Het Woerdense grond-, weg- en waterbouwbedrijf Van Ooijen bouwt samen met laadspecialist Entent een groot openbaar laadstation voor elektrische vrachtwagens aan de Burgemeester Van Zwietenweg bij Woerden. Het plein moet naar verwachting in oktober in gebruik zijn en is het eerste grootschalige publieke laadpunt voor zwaar verkeer in de regio.

Van Ooijen wil met dit initiatief een stap zetten richting een emissieloze bedrijfsvoering. Omdat vrachtwagens veel hoger vermogen nodig hebben dan personenauto’s — zeker als voertuigen extra apparatuur zoals een laadkraan hebben — ontbreekt de infrastructuur voor zwaar verkeer nog vaak. Dat remt de overstap naar elektrisch; ondernemers staan voor de keuze tussen wachten op voldoende laadinfrastructuur of nu al investeren in elektrische voertuigen. Van Ooijen en Entent willen die drempel verlagen door vooraf capaciteit aan te bieden.

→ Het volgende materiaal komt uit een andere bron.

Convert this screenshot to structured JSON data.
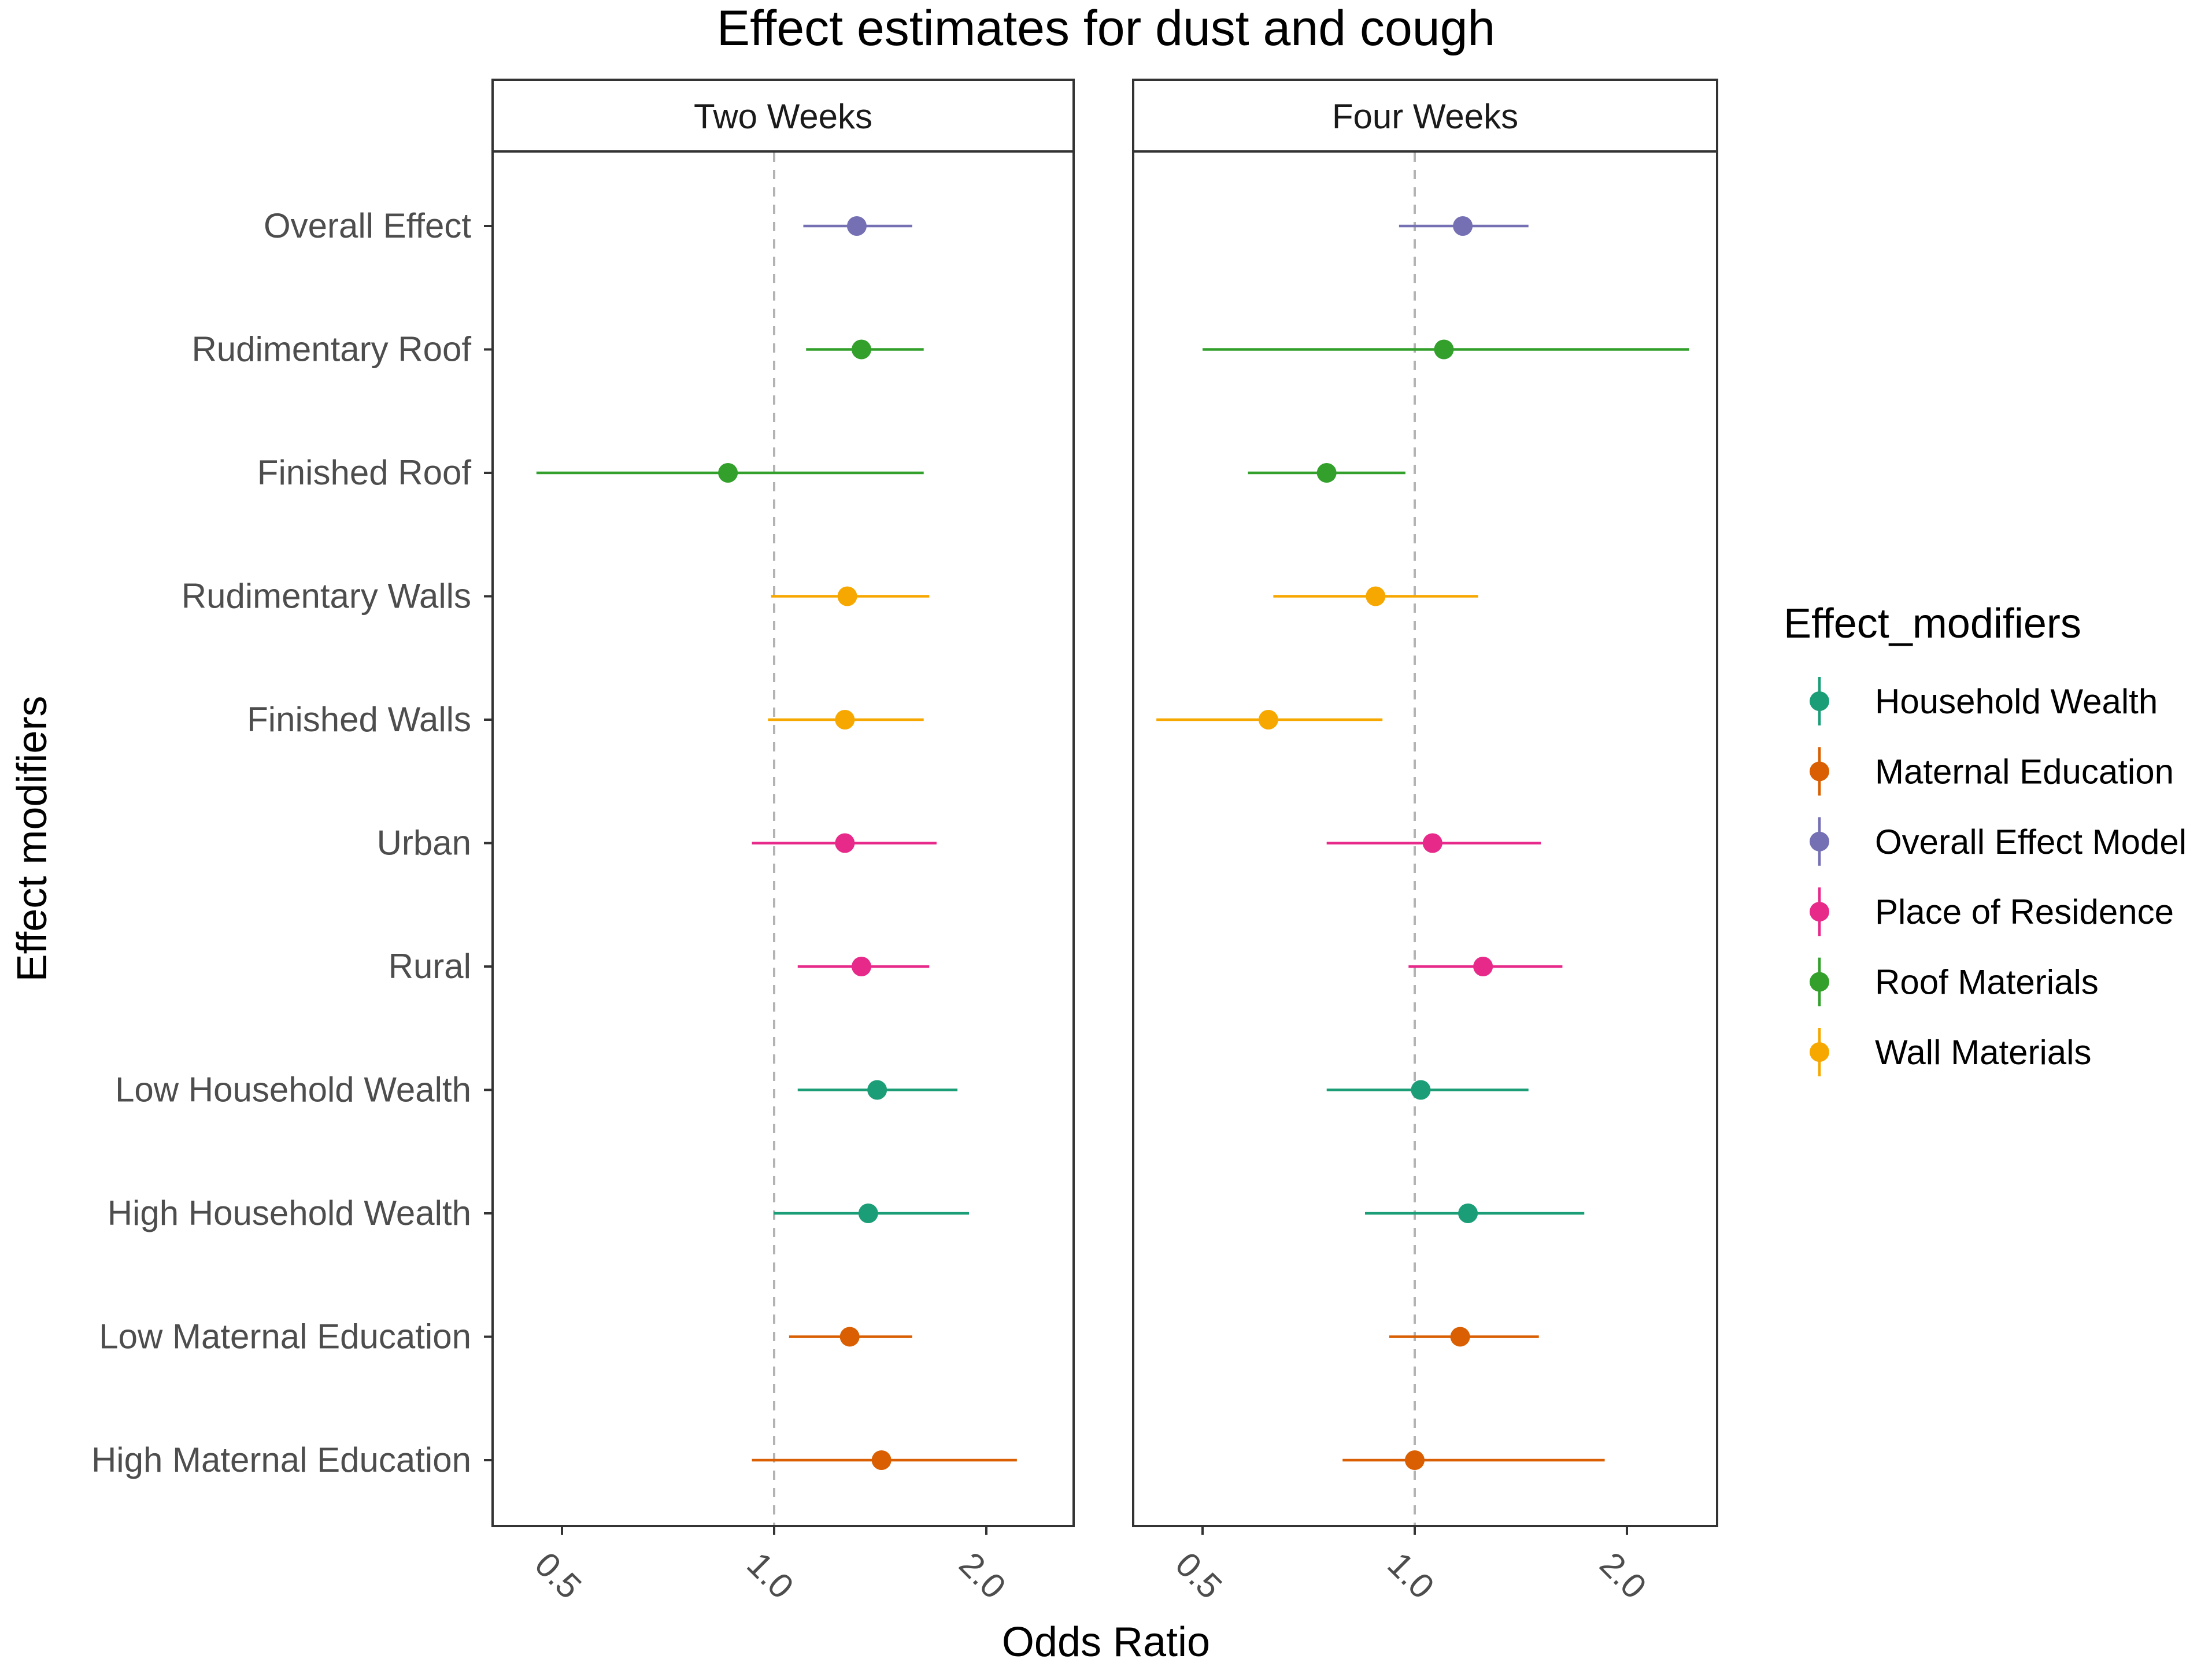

Op het terrein zijn 24 centrale laadpunten voor vrachtwagens gepland, met DC-snellaadmogelijkheden waarmee een vrachtwagen binnen ongeveer twee uur volledig kan opladen. Daarnaast komen er vier snelladers en negen AC-laadpunten voor personenauto’s. Entent verzorgt de exploitatie, waaronder planning en betalingen; het plein is openbaar toegankelijk, maar ook voor Van Ooijen’s eigen materieel bedoeld.

Voor zulke hoge laadvermogens was een zware netaansluiting nodig: 1.750 kVA, die in maart 2023 door netbeheerder Stedin werd toegekend — een krappe timing gezien de huidige netcongestie. Om slimmer met piekbelasting om te gaan, wordt met de gemeente Woerden gesproken over de plaatsing van een batterijpakket dat het laadplein kan ontlasten en de beschikbare capaciteit beter benutten.

Het project is uitgewerkt in samenwerking met Entent, Omniform Group en Energiehaven en past in een bredere Europese ontwikkeling naar meer laadinfrastructuur voor vrachtverkeer. Van Ooijen ziet het als noodzakelijke voorbereiding op het moment dat diesel definitief ophoudt.